Email: andrej.ule@uni-lj.si
Andrew Schumann worked at the Belarusian State University, Minsk, Belarus. His research focuses on logic and philosophy of science with an emphasis on non-well-founded phenomena: self-references and circularity. He contributed mainly to research areas such as reasoning under uncertainty, probability reasoning, non-Archimedean mathematics, as well as their applications to cognitive science. He is engaged also in unconventional computing, decision theory, logical modelling of economics.
Email: andrew.schumann@gmail.com
The interview of Andrew Schumann, the managing editor of Studia Humana, with Andrej Ule, Professor of Dept. of Philosophy, Faculty of Arts, University of Ljubljana, Slovenia.
Andrew Schumann: Logical tradition as well as tradition of analytic philosophy has deeply rooted in Slovenia, a small Central European country.

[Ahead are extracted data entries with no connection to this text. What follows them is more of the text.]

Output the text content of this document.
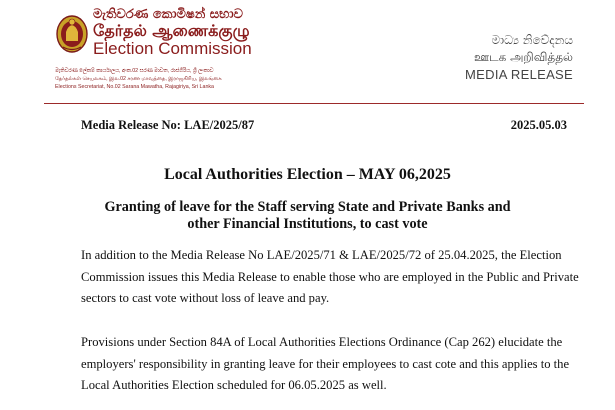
මැතිවරණ කොමිෂන් සභාව
தேர்தல் ஆணைக்குழு
Election Commission
මැතිවරණ ලේකම් කාර්යාලය, අංක.02 සරණ මාවත, රාජගිරිය, ශ්‍රී ලංකාව
தேர்தல்கள் செயலகம், இல.02 சரண மாவத்தை, இராஜகிரிய, இலங்கை
Elections Secretariat, No.02 Sarana Mawatha, Rajagiriya, Sri Lanka
මාධ්‍ය නිවේදනය
ஊடக அறிவித்தல்
MEDIA RELEASE
Media Release No: LAE/2025/87	2025.05.03
Local Authorities Election – MAY 06,2025
Granting of leave for the Staff serving State and Private Banks and
other Financial Institutions, to cast vote
In addition to the Media Release No LAE/2025/71 & LAE/2025/72 of 25.04.2025, the Election
Commission issues this Media Release to enable those who are employed in the Public and Private
sectors to cast vote without loss of leave and pay.
Provisions under Section 84A of Local Authorities Elections Ordinance (Cap 262) elucidate the
employers' responsibility in granting leave for their employees to cast cote and this applies to the
Local Authorities Election scheduled for 06.05.2025 as well.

How can it be explained? In a word why is it?
Andrej Ule: Analytic philosophy in Slovenia has its roots in the algebraic logic of the late 19th century and in the Meinong school from the beginning of the 20th century. Our first modern logician was Mihael Markič who at the break of the 19th and 20th century developed his own unique system of algebraic logic and grammar. Mihajlo Rostohar and Franc Veber, both widely recognized Meinong’s pupils, also wrote on logic and epistemology, Veber actually being our first formal philosophy professor at the newly founded University of Ljubljana. I also have to mention a well-known Meinong’s pupil Ernst Mally, who was of Slovene descent, but renounced his Slovenian origin at the wake of the Second World War. Mally was an expert on deontic logic, ontology and epistemology. Unfortunately, in the aftermath of the Second World War the philosophy in Slovenia completely broke off with previous schools of thought and for some time Marxist dogmatism prevailed. Luckily enough, some philosophers and intellectuals maintained the free spirit and this is especially true of my professor of logic and methodology Frane Jerman at the Department for Philosophy at the Faculty of Arts, University of Ljubljana, in the 1960’s.